Friday, February 27, 2009

Using regular expressions in Vim

Today I was faced with the task of replacing lots of words in a script file. The problem was that I could not simply replace them by doing a "search-and-replace" (:%s/old_word/new_word/g) because they should only be replaced on some of the lines. For example, the script says

OUTSTANDING
COMMAND Record SetPriority priorityRecording_INI
COMMAND Play SetPriority priorityRecording_INI
COMMAND Record SetDestinationSampleRateL Record_A_006_INI
COMMAND Record SetDestinationBitRateL Record_A_005_INI

My task was to replate the priorityRecording_INI with priorityPlayback_INI for all the lines which had the COMMAND Play on them. While I in this case could have done it by hand, a regular expression is perfect for this task!

First we need to use the "search-and-replace" command like we stated above:

:%s/exp1/exp2/g

This is in more detail the command s (find and substitute), extended with "%" which tells it to look through the entire file. "exp1" is then replaced by "exp2", and "/g" in the end tells it to do it for all occurrences for every line.

To boil the problem down, we first focus on what tells the line apart. We use "Play" as the command to tell the difference. We then search for "Play", and don't care about the rest, at least up until the thing we want to replace. This means we search for

/Play.*priority

since priority is the last word we want to keep. The problem here is that we have two instances of the word priority, but we can tell them apart by the fact that one of them has a TAB in front of it (it could be spaces as well, but I won't go into that flame war). To enter a TAB character in Vim, we press ctrl+v TAB, which looks like ^I.

The command

/Play.*^Ipriority

highlights everything from Play to end of priority. We could also do a case sensitive search, but I have that disabled as default, so this was a smoother solution.

To keep certain parts of our search, and replace others, we use \(exp3\) formatting. This means that the substitution command won't replace that, but instead move it to a new position in the substitution expression. Alll wildcards or search expressions outside of the \(\) will be replaced. The new position for the "exp3" (or several) is noted by using \1 (\2, \3, ..., etc etc) in the order they have been declared in the search expression.

So first we define the "/Play.*^Ipriority" as the first thing we want to keep, and since we also want to keep the "_INI" in the end, we define that as \2. The end result is rather confusing, but it does the job!

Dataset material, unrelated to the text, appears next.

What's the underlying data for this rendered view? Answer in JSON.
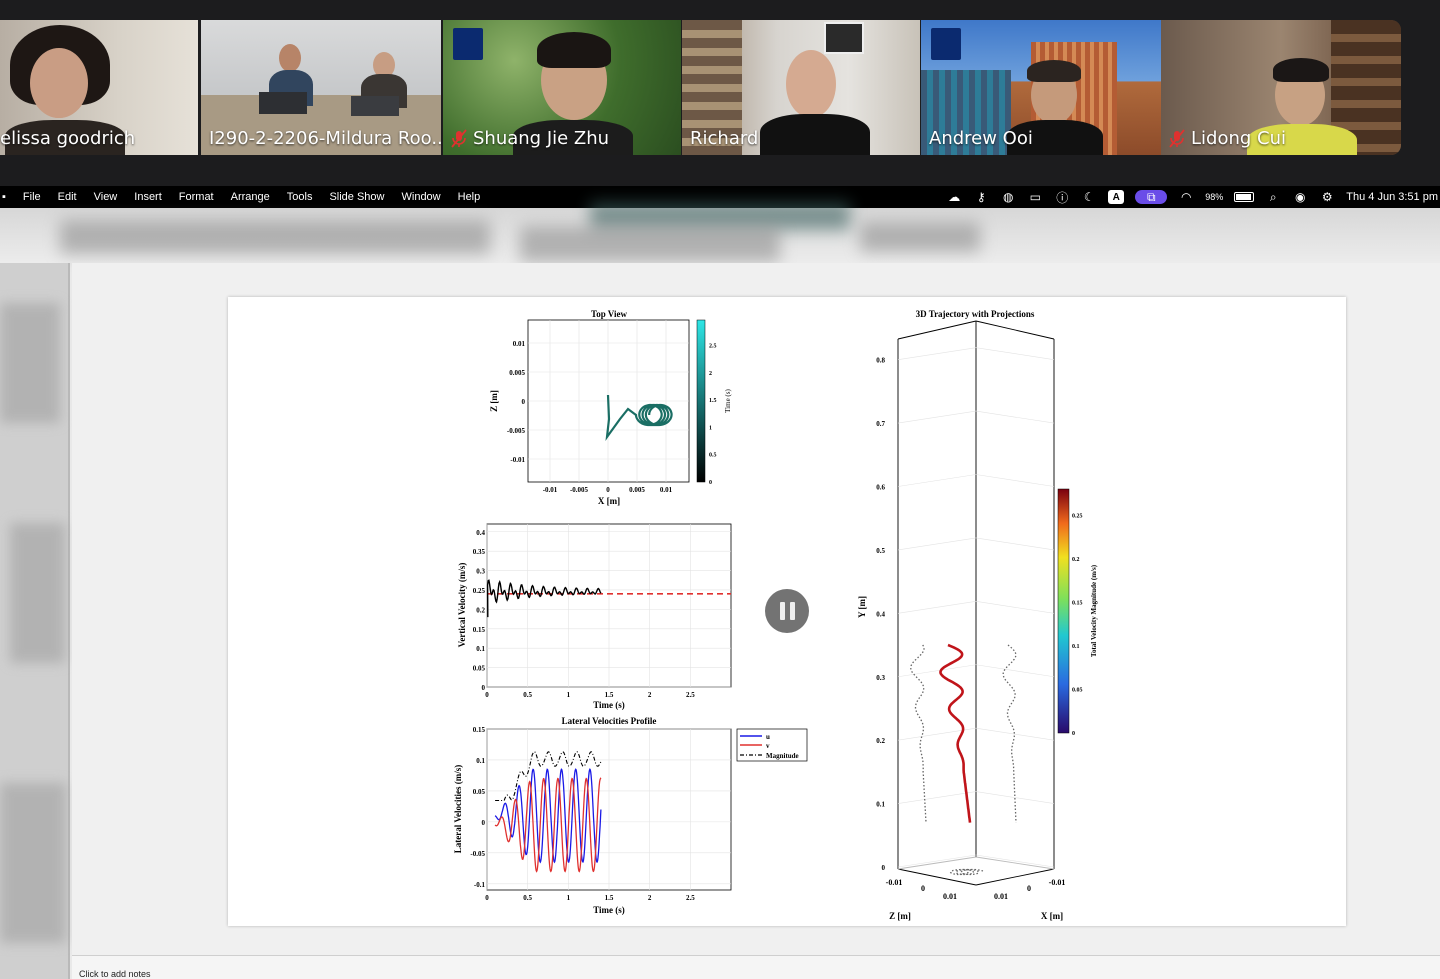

:%s/\(Play.*^Ipriority\).*\(_INI\)/\1Playback\2/g

And the result is exactly what I wanted!

COMMAND Record SetPriority priorityRecording_INI
COMMAND Record SetPriority priorityPlayback_INI
COMMAND Record SetDestinationSampleRateL Record_A_006_INI
COMMAND Record SetDestinationBitRateL Record_A_005_INI

Imagine doing this for a file with 2000 rows, allowing us to automate boring manual labour. You can read more about regular expressions in Vim's help page (:help :s or :help pattern) or http://www.addedbytes.com/cheat-sheets/regular-expressions-cheat-sheet/, a great cheat-sheet.